Poparcie dla białoruskiego prezydenta utrzymuje się na rekordowo niskim poziomie, a kolejni byli przedstawiciele władz znajdują zatrudnienie w rosyjskich firmach. Utrzymywanie w Moskwie przedstawicieli elit władzy, którym w pewnym momencie było nie po drodze z Aleksandrem Łukaszenką, wygląda niczym hodowanie alternatywnej dla reżimu ekipy.
Z najnowszego sondażu renomowanego ośrodka NISEPI wynika, że Łukaszenkę popiera obecnie 31,6 proc. Białorusinów. Oznacza to, że choć ubiegłoroczny ostry kryzys walutowy został – przynajmniej na razie – zażegnany, popularność prezydenta nie wzrosła do przedkryzysowego poziomu ok. 50 proc. Niskie poparcie dla dyktatury nie ma znaczenia, dopóki w społeczeństwie panuje apatia, a Mińsk jest wspierany przez tani gaz i ropę z Rosji. Może się to zmienić, tylko jeśli Kreml odwróci się od białoruskiego sojusznika.
Przedsmak zagrożenia władze odczuły na własnej skórze przed wyborami prezydenckimi w grudniu 2010 roku. Zachodni (w tym polscy) politycy na poważnie rozważali scenariusz porozumienia z Rosją w sprawie zmiany władzy na Białorusi. Przez cały rok w rosyjskich mediach trwała ostra kampania czarnego PR wymierzona w Łukaszenkę. Rosjanie sondowali też możliwość wsparcia wybranych przedstawicieli opozycji. Na 10 dni przed głosowaniem obie strony porozumiały się jednak, co dało Mińskowi wolną rękę do brutalnego rozprawienia się z opozycją.
– Zachód powinien przestać próbować wpływać na Mińsk za pośrednictwem Moskwy – mówi DGP politolog Wadzim Hihin uznawany za głównego ideologa reżimu. Hihin nie ukrywa, że taki scenariusz budzi na mińskich korytarzach strach.
Reklama
Rosjanie tymczasem budują na Białorusi przyczółki. Gdy rok temu po wieloletnich naciskach Gazpromowi udało się wykupić wszystkie udziały w Biełtranshazie (operatorze sieci gazowej), ponadtrzykrotnie podwyższył pensje pracowników koncernu. Rosyjskie firmy inwestujące na Białorusi są oknem wystawowym niechcianej przez Łukaszenkę bliskiej integracji z Rosją.
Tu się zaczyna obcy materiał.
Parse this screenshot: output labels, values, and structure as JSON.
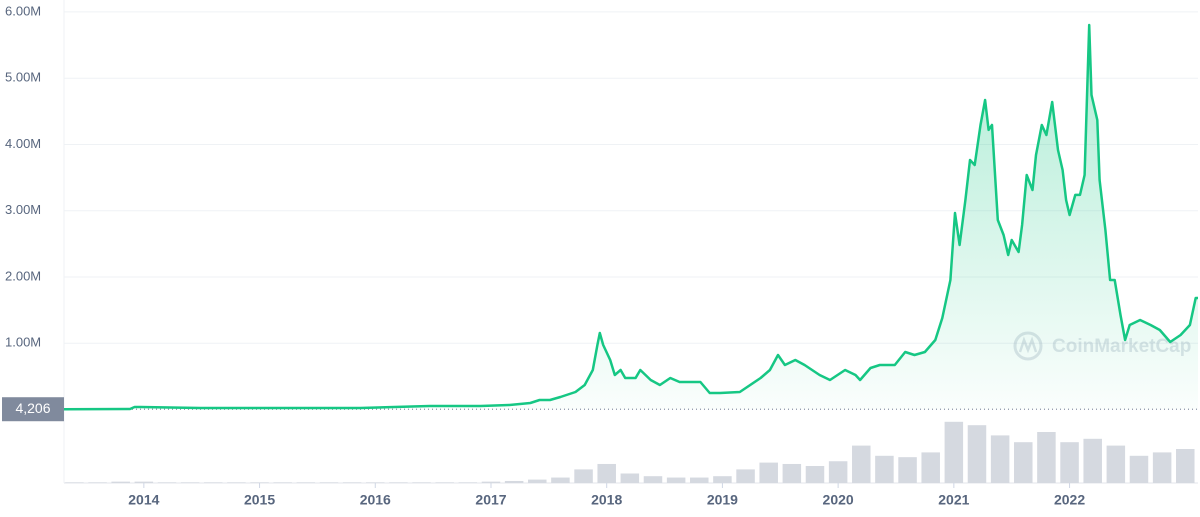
{
  "chart_data": {
    "type": "line",
    "color": "#16c784",
    "x": [
      2013.31,
      2013.88,
      2013.92,
      2013.97,
      2014.49,
      2015.35,
      2015.87,
      2016.47,
      2016.91,
      2017.16,
      2017.34,
      2017.42,
      2017.51,
      2017.6,
      2017.73,
      2017.81,
      2017.88,
      2017.92,
      2017.94,
      2017.97,
      2018.03,
      2018.07,
      2018.12,
      2018.16,
      2018.25,
      2018.29,
      2018.38,
      2018.46,
      2018.55,
      2018.63,
      2018.81,
      2018.89,
      2018.98,
      2019.15,
      2019.33,
      2019.41,
      2019.48,
      2019.54,
      2019.63,
      2019.71,
      2019.84,
      2019.93,
      2020.06,
      2020.15,
      2020.19,
      2020.28,
      2020.36,
      2020.49,
      2020.58,
      2020.66,
      2020.75,
      2020.84,
      2020.9,
      2020.97,
      2021.01,
      2021.05,
      2021.1,
      2021.14,
      2021.18,
      2021.23,
      2021.27,
      2021.3,
      2021.33,
      2021.38,
      2021.43,
      2021.47,
      2021.5,
      2021.56,
      2021.59,
      2021.63,
      2021.68,
      2021.71,
      2021.76,
      2021.8,
      2021.85,
      2021.9,
      2021.94,
      2021.97,
      2022.0,
      2022.05,
      2022.09,
      2022.13,
      2022.17,
      2022.19,
      2022.24,
      2022.26,
      2022.31,
      2022.35,
      2022.39,
      2022.44,
      2022.48,
      2022.52,
      2022.61,
      2022.7,
      2022.78,
      2022.87,
      2022.96,
      2023.04,
      2023.09,
      2023.11
    ],
    "values": [
      4206,
      7500,
      38000,
      38000,
      23000,
      23000,
      23000,
      53000,
      53000,
      68000,
      98000,
      143000,
      143000,
      189000,
      264000,
      370000,
      596000,
      974000,
      1155000,
      974000,
      747000,
      521000,
      596000,
      475000,
      475000,
      596000,
      445000,
      370000,
      475000,
      415000,
      415000,
      249000,
      249000,
      264000,
      475000,
      596000,
      823000,
      672000,
      747000,
      672000,
      521000,
      445000,
      596000,
      521000,
      445000,
      626000,
      672000,
      672000,
      868000,
      823000,
      868000,
      1049000,
      1381000,
      1955000,
      2966000,
      2483000,
      3162000,
      3766000,
      3690000,
      4294000,
      4671000,
      4219000,
      4294000,
      2860000,
      2634000,
      2332000,
      2558000,
      2377000,
      2785000,
      3539000,
      3313000,
      3841000,
      4294000,
      4143000,
      4641000,
      3917000,
      3615000,
      3162000,
      2936000,
      3238000,
      3238000,
      3539000,
      5803000,
      4747000,
      4369000,
      3464000,
      2709000,
      1955000,
      1955000,
      1426000,
      1049000,
      1275000,
      1351000,
      1275000,
      1200000,
      1019000,
      1125000,
      1275000,
      1683000,
      1683000
    ],
    "xlim": [
      2013.31,
      2023.11
    ],
    "xticks": [
      2014,
      2015,
      2016,
      2017,
      2018,
      2019,
      2020,
      2021,
      2022
    ],
    "ylim": [
      0,
      6180000
    ],
    "yticks": [
      {
        "value": 1000000,
        "label": "1.00M"
      },
      {
        "value": 2000000,
        "label": "2.00M"
      },
      {
        "value": 3000000,
        "label": "3.00M"
      },
      {
        "value": 4000000,
        "label": "4.00M"
      },
      {
        "value": 5000000,
        "label": "5.00M"
      },
      {
        "value": 6000000,
        "label": "6.00M"
      }
    ],
    "grid": true,
    "reference": {
      "value": 4206,
      "label": "4,206"
    },
    "watermark": "CoinMarketCap",
    "volume": {
      "color": "#d5d9e0",
      "ylim": [
        0,
        100
      ],
      "x": [
        2013.4,
        2013.6,
        2013.8,
        2014.0,
        2014.2,
        2014.4,
        2014.6,
        2014.8,
        2015.0,
        2015.2,
        2015.4,
        2015.6,
        2015.8,
        2016.0,
        2016.2,
        2016.4,
        2016.6,
        2016.8,
        2017.0,
        2017.2,
        2017.4,
        2017.6,
        2017.8,
        2018.0,
        2018.2,
        2018.4,
        2018.6,
        2018.8,
        2019.0,
        2019.2,
        2019.4,
        2019.6,
        2019.8,
        2020.0,
        2020.2,
        2020.4,
        2020.6,
        2020.8,
        2021.0,
        2021.2,
        2021.4,
        2021.6,
        2021.8,
        2022.0,
        2022.2,
        2022.4,
        2022.6,
        2022.8,
        2023.0
      ],
      "values": [
        1,
        1,
        2,
        2,
        1,
        1,
        1,
        1,
        1,
        1,
        1,
        1,
        1,
        1,
        1,
        1,
        1,
        1,
        2,
        3,
        5,
        8,
        20,
        28,
        14,
        10,
        8,
        8,
        10,
        20,
        30,
        28,
        25,
        32,
        55,
        40,
        38,
        45,
        90,
        85,
        70,
        60,
        75,
        60,
        65,
        55,
        40,
        45,
        50
      ]
    }
  }
}
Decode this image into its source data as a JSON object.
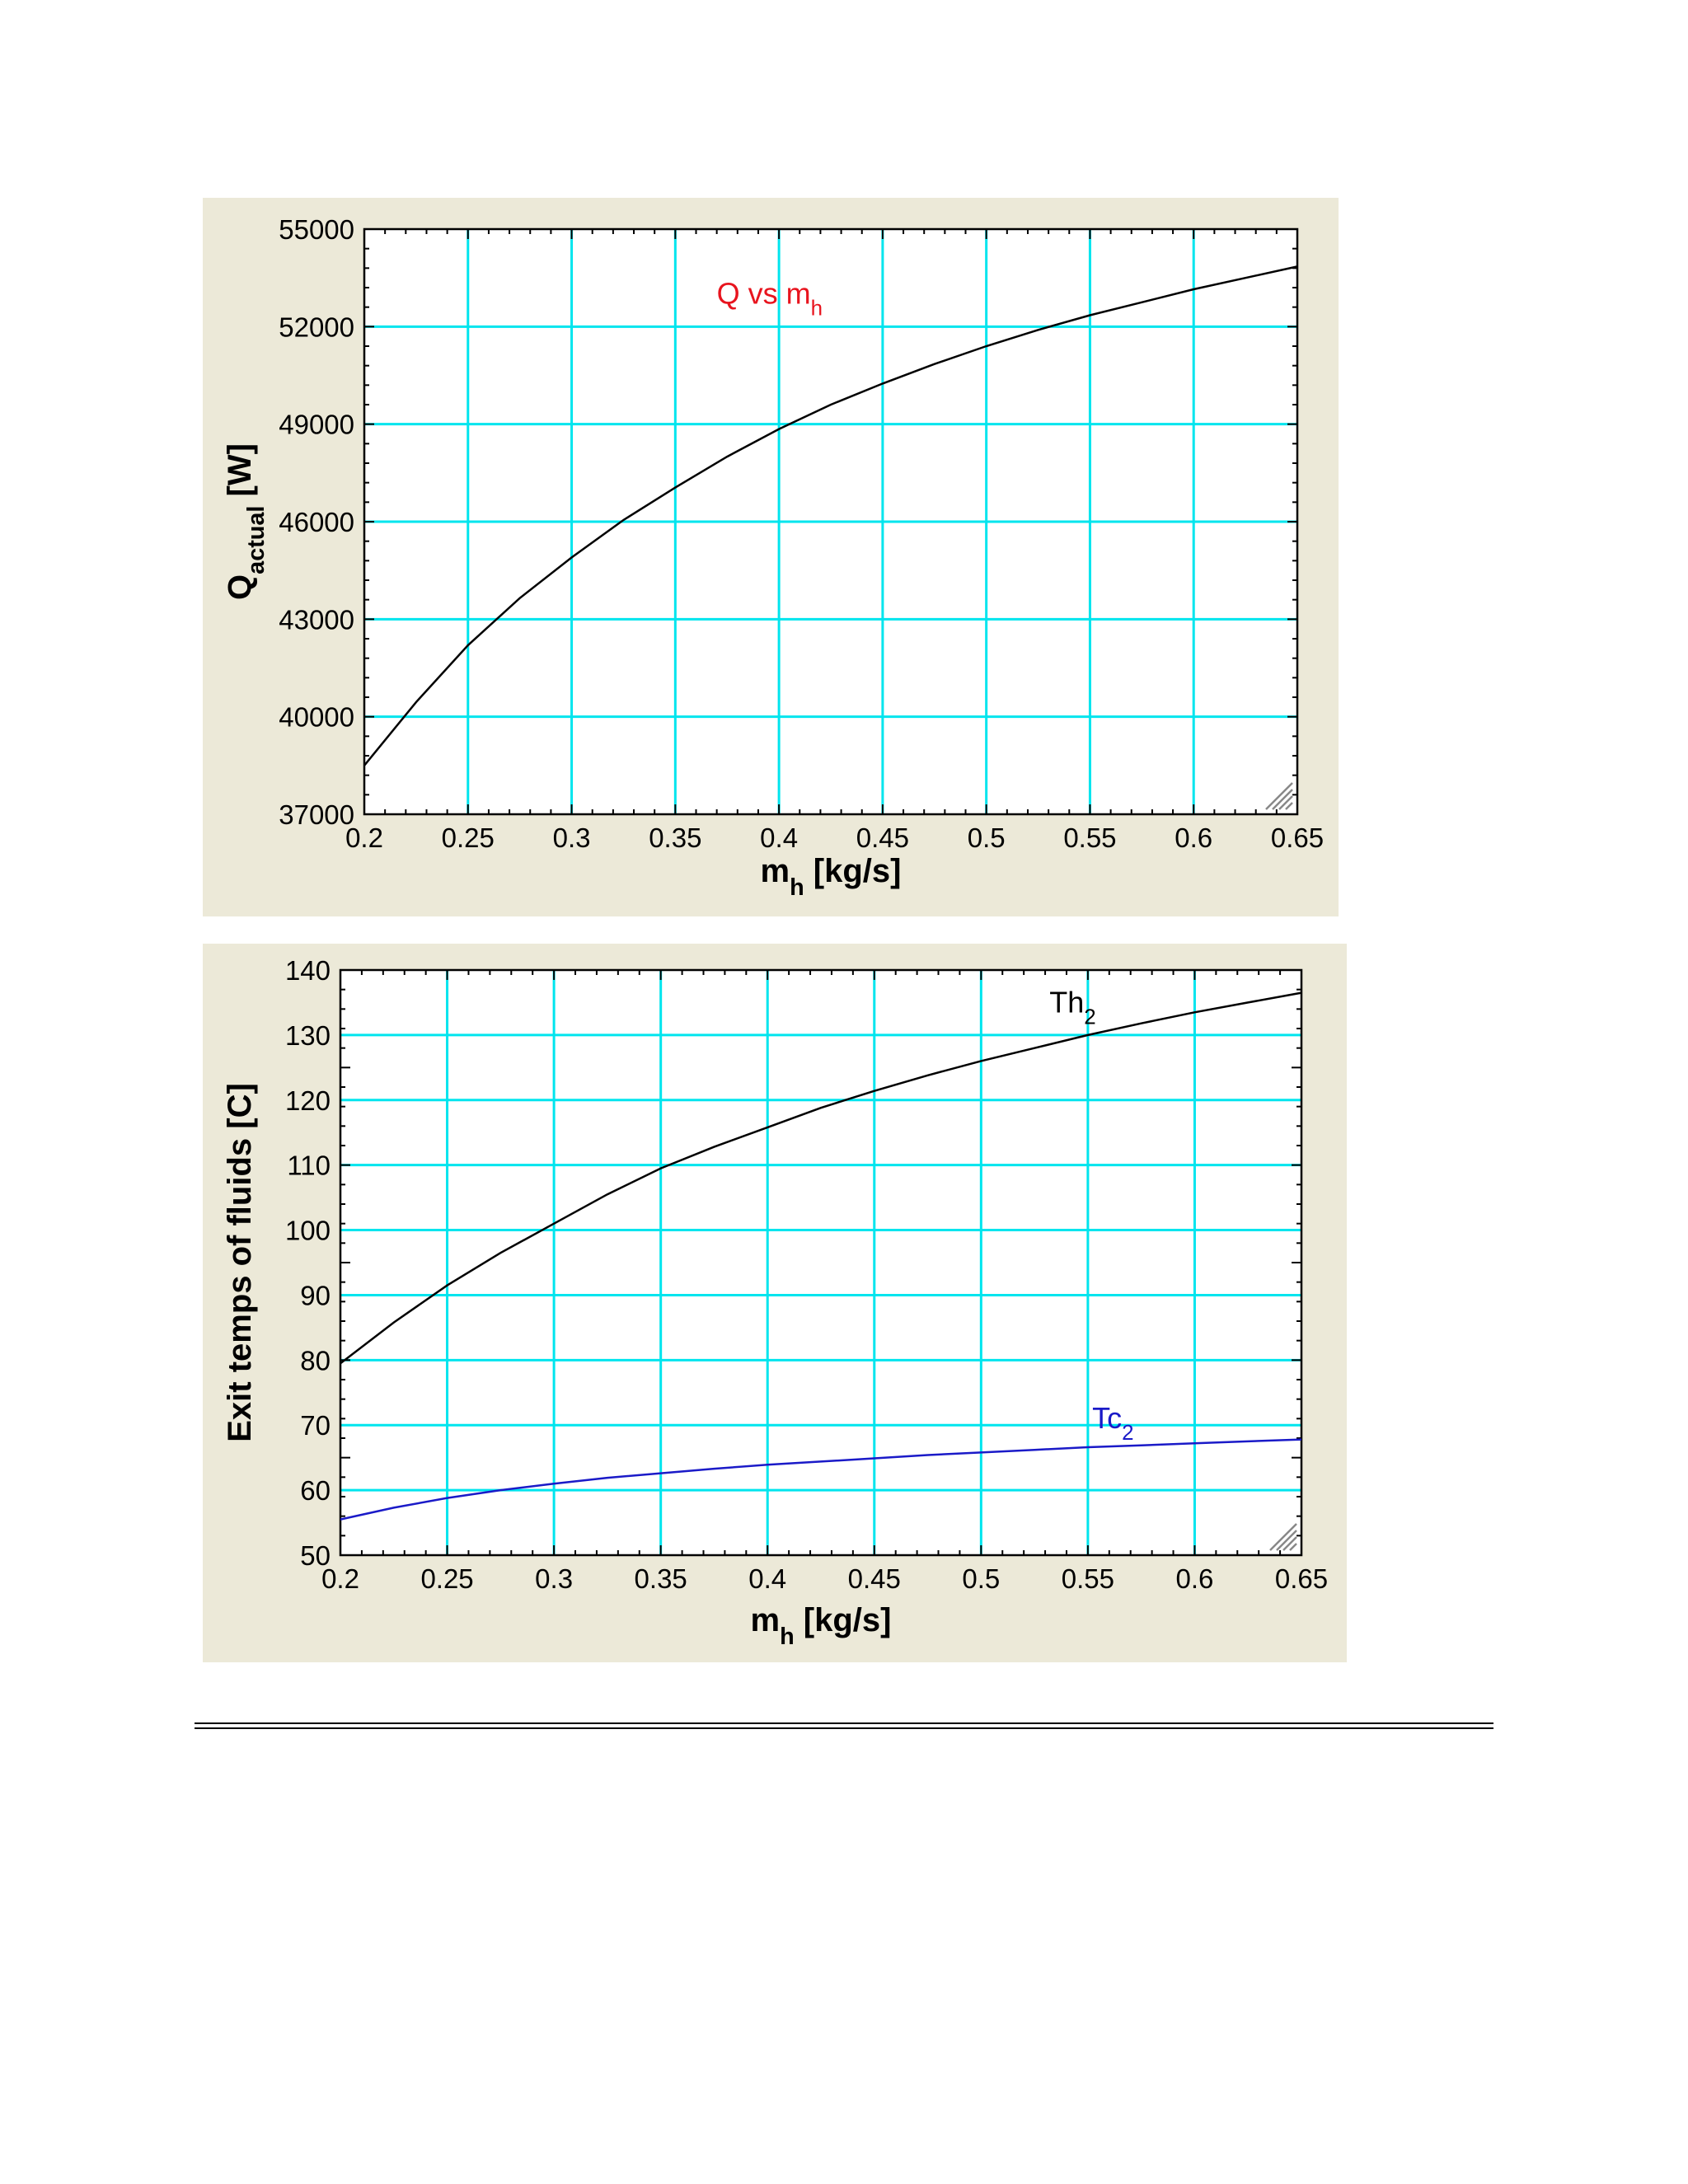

Innym przejawem inwestycji na lepsze czasy jest zatrudnianie w Rosji zwolnionych białoruskich urzędników wysokiego szczebla, zwłaszcza wywodzących się z resortów siłowych. Nie dość, że w ten sposób ułatwia się dostęp Moskwy do tajemnic z ulicy Marksa (siedziba prezydenta Białorusi), to jeszcze w przyszłości będzie się na kim oprzeć, gdy Rosjanie zdecydują się wycofać poparcie dla Łukaszenki.
Najświeższym tego typu przykładem jest Siarhiej Martynau. Do sierpnia pełnił funkcję szefa dyplomacji. W październiku oficjalnie został specjalnym przedstawicielem naftowej spółki RussNieft (nie myślić z Rosnieftem) na Białoruś. Choć RussNieft nie należy do państwa rosyjskiego, ale do oligarchy Michaiła Gucerijewa, nowa pozycja w CV Martynaua jest dobrym przykładem ogólnej tendencji. W Rosji karierę kontynuują m.in. byli: minister spraw wewnętrznych gen. Uładzimier Nawumau (państwowy koncern Rostiechnołogii), szef KGB gen. Leanid Jeryn (koleje RŻD), szef kontrwywiadu wojskowego gen. Faryd Kancerau i wiceszef KGB gen. Walery Kiez (obaj – Gazprombank). Dla naftowego Łukoilu pracuje z kolei nie tylko dawny wicepremier Walery Kokarau (cywil), ale i eksszef administracji Łukaszenki płk KGB Urał Łatypow. – Ludzie służb dysponują wieloma ciekawymi dla Rosjan informacjami, a Moskwa z nich korzysta – mówił DGP emerytowany oficer białoruskiego KGB ppłk Walery Kostka.